Of those arrested, 295 belonged to militant groups banned by President Pervez Musharraf in the past three years.
"They have been held under the Anti Terrorism Act, which gives police authority to keep them under detention for a year without indicting them before a court," a senior interior ministry official told AFP.
The remaining 300 detainees included clerics, mosque prayer leaders and others taken into custody for inciting anti-Western and sectarian hatred through sermons and provocative literature, he said.
"The campaign against militancy and extremism is ongoing, and the police is on alert to nab elements promoting extremism and violence," the official said.

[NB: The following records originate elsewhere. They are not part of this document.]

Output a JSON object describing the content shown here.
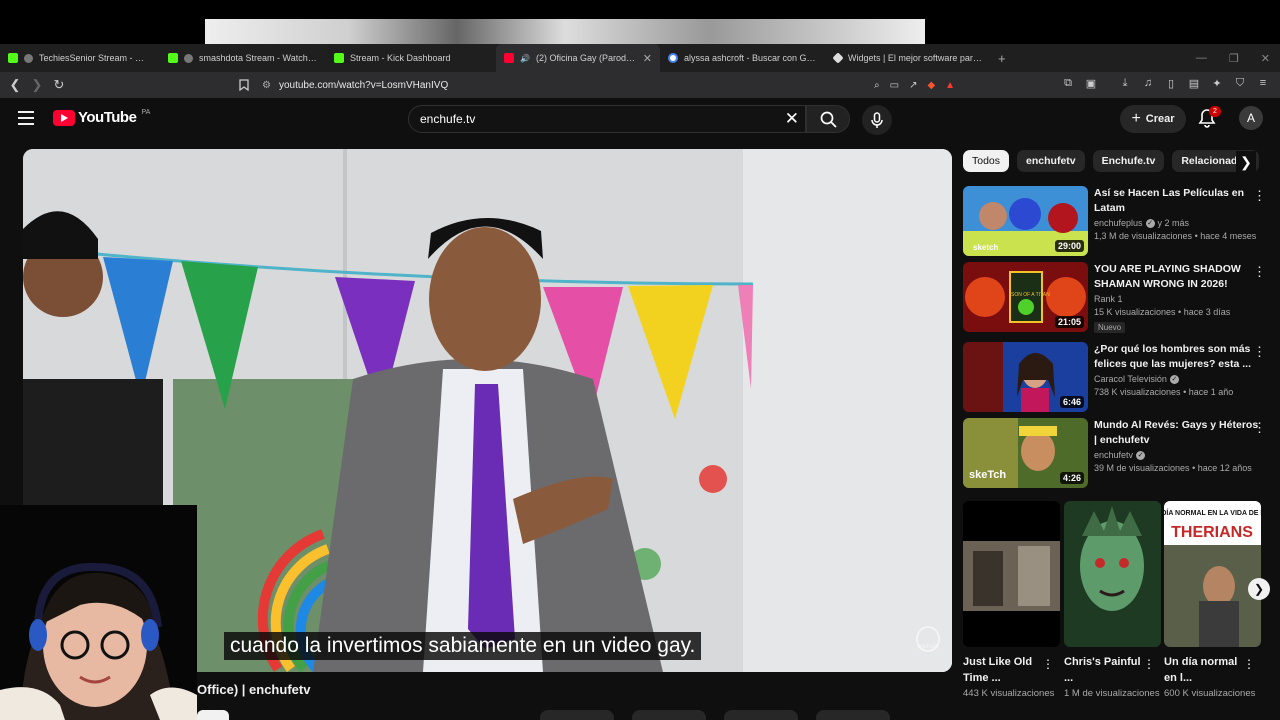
{
  "browser": {
    "tabs": [
      {
        "title": "TechiesSenior Stream - Watch Live o",
        "fav_color": "#53fc18"
      },
      {
        "title": "smashdota Stream - Watch Live o",
        "fav_color": "#53fc18"
      },
      {
        "title": "Stream - Kick Dashboard",
        "fav_color": "#53fc18"
      },
      {
        "title": "(2) Oficina Gay (Parodia The O",
        "fav_color": "#ff0033",
        "active": true
      },
      {
        "title": "alyssa ashcroft - Buscar con Google",
        "fav_color": "#4285f4"
      },
      {
        "title": "Widgets | El mejor software para pe",
        "fav_color": "#dddddd"
      }
    ],
    "url": "youtube.com/watch?v=LosmVHanIVQ"
  },
  "youtube": {
    "logo_text": "YouTube",
    "country_code": "PA",
    "search_value": "enchufe.tv",
    "create_label": "Crear",
    "notifications": "2",
    "avatar_letter": "A"
  },
  "player": {
    "subtitle": "cuando la invertimos sabiamente en un video gay.",
    "watermark": "enchufe",
    "title_fragment": "Office) | enchufetv"
  },
  "chips": [
    "Todos",
    "enchufetv",
    "Enchufe.tv",
    "Relacionados"
  ],
  "recommendations": [
    {
      "title": "Así se Hacen Las Películas en Latam",
      "channel": "enchufeplus",
      "verified": true,
      "extra": "y 2 más",
      "views": "1,3 M de visualizaciones",
      "age": "hace 4 meses",
      "duration": "29:00",
      "badge": ""
    },
    {
      "title": "YOU ARE PLAYING SHADOW SHAMAN WRONG IN 2026!",
      "channel": "Rank 1",
      "verified": false,
      "extra": "",
      "views": "15 K visualizaciones",
      "age": "hace 3 días",
      "duration": "21:05",
      "badge": "Nuevo"
    },
    {
      "title": "¿Por qué los hombres son más felices que las mujeres? esta ...",
      "channel": "Caracol Televisión",
      "verified": true,
      "extra": "",
      "views": "738 K visualizaciones",
      "age": "hace 1 año",
      "duration": "6:46",
      "badge": ""
    },
    {
      "title": "Mundo Al Revés: Gays y Héteros | enchufetv",
      "channel": "enchufetv",
      "verified": true,
      "extra": "",
      "views": "39 M de visualizaciones",
      "age": "hace 12 años",
      "duration": "4:26",
      "badge": ""
    }
  ],
  "shorts": [
    {
      "title": "Just Like Old Time ...",
      "views": "443 K visualizaciones"
    },
    {
      "title": "Chris's Painful ...",
      "views": "1 M de visualizaciones"
    },
    {
      "title": "Un día normal en l...",
      "views": "600 K visualizaciones",
      "thumb_text_small": "UN DÍA NORMAL EN LA VIDA DE LOS",
      "thumb_text_big": "THERIANS"
    }
  ],
  "thumb_texts": {
    "sketch1": "sketch",
    "rank1": "SON OF A TITAN",
    "sketch4": "skeTch"
  }
}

Police launched the raids after British Prime Minister Tony Blair urged Pakistan to move against radical madrasas or Islamic schools following news that some of the London bombers had recently visited the South Asian country.
Pakistani officials have denied the crackdown is linked to the attacks in London, which killed at least 52 people and the four British suicide bombers, three of whom were of Pakistani origin.
Musharraf, a key ally in the US-led 'war on terror', has repeatedly vowed to curb extremism in Pakistan, which played a frontline role in the 1979-1989 anti Soviet jihad in Afghanistan and the 2001 US-led invasion of that country.
Since assuming power in a bloodless coup in October 1999, General Musharraf has tried to curb extremism by banning 10 militant groups.
The parties Musharraf outlawed in 2003 were Islami Tehreek Pakistan, Millat-e-Islami Pakistan and Khudamul Islam.
In January 2002 the military ruler also banned Lashkar-e-Taiba and Jaish-e-Mohammad along, along with three other extremist organisations: the Sunni militant group Sipah-e-Sahaba Pakistan, the Shia militant group Tehreek-i-Jafria Pakistan and Tehreek-i-Nifaz-e Shariat Mohammadi.
Earlier in August 2001 he banned Sunni militant group Lashkar-i-Jhangvi and its Shia counterpart, Sipah-e-Mohammad.
The government has also put the Jamaatul Dawa party on a watch list under the country's tough Anti Terrorist Act.